On Friday, February 1st, filmmaker Pail Festa will present his film “Apparition of the Eternal Church.” In this award-winning film, 31 artists and thinkers listen to a ten-minute piece of music through headphones and describe what they hear. What all but a few don’t know is that the music is Olivier Messiaen’s monumental organ work Apparition of the Eternal Church. A devout Catholic and the organist at the Church of the Trinity in Paris, Messiaen wrote this music to send listeners to the heights of spiritual ecstasy.
In actuality however, Festa’s listeners respond in wildly different fashions. Some do respond with the sort of religious emotion Messian expected; others see strange narratives about death, sexuality, and persecution wrapped up in the seemingly religious work. Still others find the experience to be an excruciatingly painful ten minute version of Dante’s Inferno.
In an encounter that is part conversation, part battle, and part revival meeting, artists including authors Harold Bloom and Lemony Snicket, filmmakers John Cameron Mitchell and Sandi Dubowski, drag star Jackie Beat, and the Scissor Sisters’ Ana Matronic – put the violent contradictions of Messiaen’s music into words. The result is a collective interpretation improvising its way through an aesthetic landscape defined by paradox. Resolution comes up against eternity, eroticism against asceticism, spiritual ecstasy against physical torture. Together, the music and its interpreters conjure something like what William Blake famously called “the marriage of heaven and hell.”
Filmmaker and writer Paul Festa studied violin at the Juilliard School before graduating in 1996 with prizes and honors from Yale College, where he studied English. His essays have appeared in Nerve, Salon, Best Sex Writing 2005 and Best Sex Writing 2006. Apparition of the Eternal Church, his first movie, has screened at film festivals throughout the United States and Europe, winning several prizes including “Best North American Independent Feature Film” at the 2006 Indianapolis International Film Festival. Currently revising his first novel, Paul lives in his hometown of San Francisco with his boyfriend James and their dog Ziggy.

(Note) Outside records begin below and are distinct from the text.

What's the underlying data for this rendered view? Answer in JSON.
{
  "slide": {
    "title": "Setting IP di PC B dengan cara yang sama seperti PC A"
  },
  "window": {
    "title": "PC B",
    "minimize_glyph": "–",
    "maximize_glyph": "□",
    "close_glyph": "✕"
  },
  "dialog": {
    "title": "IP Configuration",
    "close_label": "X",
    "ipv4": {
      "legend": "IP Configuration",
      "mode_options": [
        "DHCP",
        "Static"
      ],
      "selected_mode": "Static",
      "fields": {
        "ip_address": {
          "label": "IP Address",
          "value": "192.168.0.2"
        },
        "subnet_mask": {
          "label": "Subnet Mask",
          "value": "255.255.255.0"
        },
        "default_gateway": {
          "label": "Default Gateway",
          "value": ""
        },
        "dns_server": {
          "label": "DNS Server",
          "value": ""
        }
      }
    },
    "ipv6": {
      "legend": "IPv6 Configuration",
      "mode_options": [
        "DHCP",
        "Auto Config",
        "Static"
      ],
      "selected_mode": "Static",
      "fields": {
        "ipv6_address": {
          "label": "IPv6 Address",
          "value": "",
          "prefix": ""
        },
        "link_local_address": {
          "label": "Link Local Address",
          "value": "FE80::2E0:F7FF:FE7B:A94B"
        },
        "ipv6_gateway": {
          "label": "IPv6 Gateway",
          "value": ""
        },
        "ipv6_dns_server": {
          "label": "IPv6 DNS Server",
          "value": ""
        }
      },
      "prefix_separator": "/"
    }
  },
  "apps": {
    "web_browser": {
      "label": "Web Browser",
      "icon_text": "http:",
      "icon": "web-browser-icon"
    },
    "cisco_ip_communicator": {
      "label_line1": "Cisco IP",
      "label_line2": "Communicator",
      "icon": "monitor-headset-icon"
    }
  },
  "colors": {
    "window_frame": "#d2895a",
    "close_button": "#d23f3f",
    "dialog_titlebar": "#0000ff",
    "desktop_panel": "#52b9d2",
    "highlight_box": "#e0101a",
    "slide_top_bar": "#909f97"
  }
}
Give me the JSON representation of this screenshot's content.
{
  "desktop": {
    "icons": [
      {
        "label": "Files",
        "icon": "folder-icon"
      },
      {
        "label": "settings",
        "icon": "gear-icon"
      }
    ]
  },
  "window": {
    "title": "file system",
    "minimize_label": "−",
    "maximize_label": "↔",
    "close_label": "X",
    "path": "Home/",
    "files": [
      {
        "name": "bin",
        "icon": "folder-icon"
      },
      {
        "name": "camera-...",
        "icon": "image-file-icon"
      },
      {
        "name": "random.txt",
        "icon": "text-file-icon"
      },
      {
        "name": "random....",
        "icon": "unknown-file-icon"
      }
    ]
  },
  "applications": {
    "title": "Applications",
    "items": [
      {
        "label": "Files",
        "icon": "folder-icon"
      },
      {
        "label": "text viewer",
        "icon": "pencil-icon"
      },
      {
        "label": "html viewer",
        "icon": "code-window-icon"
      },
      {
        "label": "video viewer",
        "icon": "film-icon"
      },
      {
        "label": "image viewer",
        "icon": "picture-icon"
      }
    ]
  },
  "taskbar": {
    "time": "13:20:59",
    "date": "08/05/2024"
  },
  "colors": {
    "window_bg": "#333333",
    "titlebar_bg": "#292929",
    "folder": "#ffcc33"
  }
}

The opening Short on February 1st is documentary Dick-George, Tenn-Tom, directed by Gideon Kennedy: In 1971, President Richard M. Nixon visited Mobile, AL for 104 minutes, during which time he shook 100 feet of hands, lost a cufflink, and shared a stage with his biggest political rival, Governor George Wallace. Dick-George, Tenn-Tom is a sardonic look at their rivalry, the creation of the Tennessee-Tombigbee Waterway, and the attempt on Wallace’s life less than a year later.
Southern Circuit #4 of 6: Apparition of the Eternal Church by filmmaker Paul Festa, Fri. Feb. 1st, 7:30pm ~ at ACBC’s Performance Space, 1111 Boundary St. in uptown Beaufort. Tickets at the door, $7. Next film on the circuit: Kamp Katrina by David Redmon.